Something similar is happening with shopping. Folks are shopping online more and more. Half the folks that UCLA talked to who were online also have shopped there. That shopping is coming at the expense of local merchants, mostly. That's because folks shop online mostly for convenience. In a recent BizRate.com survey, 73% of online shoppers cited "avoiding crowds" as their main reason for shopping online. Other surveys have gotten high response to other variations of the convenience theme. Those include things like "can shop any time."
Reading patterns are interesting. Folks are reading newspapers less according to some, but not all surveys. But their prime online source for local news is, guess what, their local newspaper's website. Whether it's shopping online, or reading the news, folks online go back again and again to brands they recognize.
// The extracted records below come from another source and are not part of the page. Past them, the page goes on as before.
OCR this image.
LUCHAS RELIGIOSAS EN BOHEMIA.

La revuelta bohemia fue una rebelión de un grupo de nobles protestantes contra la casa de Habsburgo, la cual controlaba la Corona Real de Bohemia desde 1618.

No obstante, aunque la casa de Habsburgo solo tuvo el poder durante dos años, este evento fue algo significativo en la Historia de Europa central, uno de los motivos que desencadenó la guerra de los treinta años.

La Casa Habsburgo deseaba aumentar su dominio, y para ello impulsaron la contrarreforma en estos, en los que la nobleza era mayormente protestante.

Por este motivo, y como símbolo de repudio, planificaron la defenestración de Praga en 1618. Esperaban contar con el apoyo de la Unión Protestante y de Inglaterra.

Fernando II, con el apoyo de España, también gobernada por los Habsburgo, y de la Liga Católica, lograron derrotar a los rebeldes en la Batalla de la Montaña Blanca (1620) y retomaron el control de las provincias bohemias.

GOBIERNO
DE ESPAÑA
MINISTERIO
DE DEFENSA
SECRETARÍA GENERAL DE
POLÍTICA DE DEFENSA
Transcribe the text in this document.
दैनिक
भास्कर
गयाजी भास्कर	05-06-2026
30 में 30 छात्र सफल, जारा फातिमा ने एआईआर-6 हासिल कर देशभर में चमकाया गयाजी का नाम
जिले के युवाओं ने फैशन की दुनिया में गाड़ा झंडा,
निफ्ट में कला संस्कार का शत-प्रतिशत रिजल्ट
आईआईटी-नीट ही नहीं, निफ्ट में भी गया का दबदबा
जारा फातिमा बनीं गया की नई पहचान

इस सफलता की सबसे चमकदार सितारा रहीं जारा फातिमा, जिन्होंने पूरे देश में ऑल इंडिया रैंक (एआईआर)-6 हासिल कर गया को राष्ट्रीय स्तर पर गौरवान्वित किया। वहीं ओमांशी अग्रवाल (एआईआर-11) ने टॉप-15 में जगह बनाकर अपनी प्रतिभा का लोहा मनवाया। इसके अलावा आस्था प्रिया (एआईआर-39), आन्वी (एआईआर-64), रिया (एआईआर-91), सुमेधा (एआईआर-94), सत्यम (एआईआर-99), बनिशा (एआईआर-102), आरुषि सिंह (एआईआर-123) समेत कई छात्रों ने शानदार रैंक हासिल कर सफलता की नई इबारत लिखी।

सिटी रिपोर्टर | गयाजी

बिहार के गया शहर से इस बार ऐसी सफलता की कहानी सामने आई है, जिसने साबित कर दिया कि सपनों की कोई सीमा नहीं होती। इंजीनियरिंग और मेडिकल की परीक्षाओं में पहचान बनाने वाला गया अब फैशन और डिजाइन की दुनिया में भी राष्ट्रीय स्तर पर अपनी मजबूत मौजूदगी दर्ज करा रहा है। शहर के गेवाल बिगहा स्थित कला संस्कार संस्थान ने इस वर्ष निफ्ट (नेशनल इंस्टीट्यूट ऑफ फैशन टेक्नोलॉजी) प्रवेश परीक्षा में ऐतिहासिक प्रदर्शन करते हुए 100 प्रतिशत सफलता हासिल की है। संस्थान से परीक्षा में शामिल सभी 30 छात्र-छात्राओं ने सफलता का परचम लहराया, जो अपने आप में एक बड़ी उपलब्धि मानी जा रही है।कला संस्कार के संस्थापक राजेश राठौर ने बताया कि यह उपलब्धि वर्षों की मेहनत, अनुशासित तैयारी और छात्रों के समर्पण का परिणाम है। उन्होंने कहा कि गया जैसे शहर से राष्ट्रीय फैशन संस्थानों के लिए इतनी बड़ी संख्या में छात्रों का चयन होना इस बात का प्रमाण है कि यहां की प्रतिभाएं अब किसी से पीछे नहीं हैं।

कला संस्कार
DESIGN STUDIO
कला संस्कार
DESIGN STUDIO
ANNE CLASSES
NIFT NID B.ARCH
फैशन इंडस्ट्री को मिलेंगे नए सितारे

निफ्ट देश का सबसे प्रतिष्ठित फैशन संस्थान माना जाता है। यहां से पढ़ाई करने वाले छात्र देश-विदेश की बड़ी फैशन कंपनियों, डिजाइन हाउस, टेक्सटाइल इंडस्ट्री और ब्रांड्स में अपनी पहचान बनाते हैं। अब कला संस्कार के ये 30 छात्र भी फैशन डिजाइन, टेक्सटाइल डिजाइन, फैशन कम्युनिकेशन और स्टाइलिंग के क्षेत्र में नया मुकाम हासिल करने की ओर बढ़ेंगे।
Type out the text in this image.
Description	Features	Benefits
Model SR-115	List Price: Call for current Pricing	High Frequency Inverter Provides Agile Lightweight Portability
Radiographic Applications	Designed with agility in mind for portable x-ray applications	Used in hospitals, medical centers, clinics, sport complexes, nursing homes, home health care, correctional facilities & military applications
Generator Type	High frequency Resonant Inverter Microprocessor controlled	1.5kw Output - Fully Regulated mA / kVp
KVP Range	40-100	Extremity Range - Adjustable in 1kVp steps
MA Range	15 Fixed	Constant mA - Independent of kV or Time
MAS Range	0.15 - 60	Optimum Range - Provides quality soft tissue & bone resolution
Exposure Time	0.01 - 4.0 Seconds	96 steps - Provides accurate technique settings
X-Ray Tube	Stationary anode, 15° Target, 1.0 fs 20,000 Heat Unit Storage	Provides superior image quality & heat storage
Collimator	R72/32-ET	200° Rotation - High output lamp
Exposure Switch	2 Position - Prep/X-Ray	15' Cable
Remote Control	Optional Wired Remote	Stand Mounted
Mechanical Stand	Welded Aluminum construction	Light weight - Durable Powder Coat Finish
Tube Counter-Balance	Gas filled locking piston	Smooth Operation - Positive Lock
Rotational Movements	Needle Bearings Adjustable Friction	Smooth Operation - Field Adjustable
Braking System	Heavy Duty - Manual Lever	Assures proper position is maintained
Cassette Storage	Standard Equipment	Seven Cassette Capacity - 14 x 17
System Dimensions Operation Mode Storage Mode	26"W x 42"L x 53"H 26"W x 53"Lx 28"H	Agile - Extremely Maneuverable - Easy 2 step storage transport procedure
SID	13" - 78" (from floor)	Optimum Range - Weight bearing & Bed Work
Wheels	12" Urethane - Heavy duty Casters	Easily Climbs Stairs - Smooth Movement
That's probably the bottom line. We're about halfway through the net revolution in life and business and the key finding is that even though technology changes, human nature doesn't. Folks still show up online with the same psycho-biological wiring. They still have the same motivations.
In my family, we have four living generations. We're spread across nine time zones. We use email to stay in touch and send pictures, but we also use the phone and postal mail. We read some of our news online, some in the paper and we get some from TV and some from radio. We haven't stopped using the old channels, we've just added new ones and changed the mix.
What drives us as people is passion and purpose and other people. If the Internet disappeared tomorrow, that would still be true. If it lasts a thousand years it will be true, as well. The art of life in this century is to do it right, using all the tools, to use technology to allow us to be more human, not less.